Users can reallocate time with InOrbit
Robotics companies that have used InOrbit said they do not have to dedicate valuable engineering time addressing cloud infrastructure, data collection, analytics, and incident management. As a result, they can focus their development efforts on their specialized robots.
“The InOrbit platform is a natural fit for our RoomieBots because we can put our focus in the research and development of the hardware capabilities and delegate software management to InOrbit,” said Aldo Luévano Ibarra, CEO of Roomie, a startup developing commercial humanoid robots for Latin American service markets. “The main advantage is that we don’t need to worry about the software capabilities in the product’s evolution, letting us avoid capital-intensive investment for software development to receive the latest technology.”
Robotics trends include better data
Looking ahead, Pestoni said that he expects robots to become more capable because of advances in data collection and analysis.
“I see more and more roobts taking on specific tasks and doing better and better,” he said. “See what Ambi Robotics is doing—[Stanford University's] Ken Goldberg worked on the technolgy for 20 years, but such levels of picking became a reality only in the past year or two. From there, it's not hard to look at practical applications, such as picking up children's clothing from the floor.”
“But it's better to first focus on tasks that can be done at scale,” said Pestoni. “John Deere recently acquired Bear Flag Robotics. Agriculture is another great application just becoming possible today, in comparison with humanoids, which may take a while longer.”
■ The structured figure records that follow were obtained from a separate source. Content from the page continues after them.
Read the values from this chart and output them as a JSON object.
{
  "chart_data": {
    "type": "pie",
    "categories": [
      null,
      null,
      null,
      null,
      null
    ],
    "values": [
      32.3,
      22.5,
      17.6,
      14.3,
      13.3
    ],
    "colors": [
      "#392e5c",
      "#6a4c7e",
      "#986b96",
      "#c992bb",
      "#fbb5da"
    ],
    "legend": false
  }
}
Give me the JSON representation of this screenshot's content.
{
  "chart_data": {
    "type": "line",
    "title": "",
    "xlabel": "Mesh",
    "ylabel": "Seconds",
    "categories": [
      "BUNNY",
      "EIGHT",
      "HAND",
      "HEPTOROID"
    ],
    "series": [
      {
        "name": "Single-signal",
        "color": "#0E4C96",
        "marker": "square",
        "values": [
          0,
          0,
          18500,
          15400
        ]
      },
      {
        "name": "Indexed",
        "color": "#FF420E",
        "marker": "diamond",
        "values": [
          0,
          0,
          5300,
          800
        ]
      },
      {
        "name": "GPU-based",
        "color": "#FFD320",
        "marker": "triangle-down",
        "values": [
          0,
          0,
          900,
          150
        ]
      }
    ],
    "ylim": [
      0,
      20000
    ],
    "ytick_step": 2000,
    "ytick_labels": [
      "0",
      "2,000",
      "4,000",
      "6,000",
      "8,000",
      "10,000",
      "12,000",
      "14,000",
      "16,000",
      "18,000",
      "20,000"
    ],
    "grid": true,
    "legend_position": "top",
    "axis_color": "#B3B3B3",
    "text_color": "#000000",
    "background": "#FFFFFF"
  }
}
“But robots do things that people cannot or that weren't possible before,” he said. “What excites me is that mobile robots are data-collection machines. I'm seeing a much greater appreciation for the need for usable data that can lead to insights. There's a realization that a robot isn't a lathe or a machine you put in a corner. Data is super critical, which is what we've been preaching all along.”
With a growing number of software and robotics-as-a-service (RaaS) providers, how does InOrbit see the market growing and competing?
“I come from the cloud world, and I welcome new companies,” Pestoni said. “In the early days, you could do one use case from soup to nuts, but now it's an ecosystem. No one vendor can control everything. I see plenty of room for specialization and differentiation.”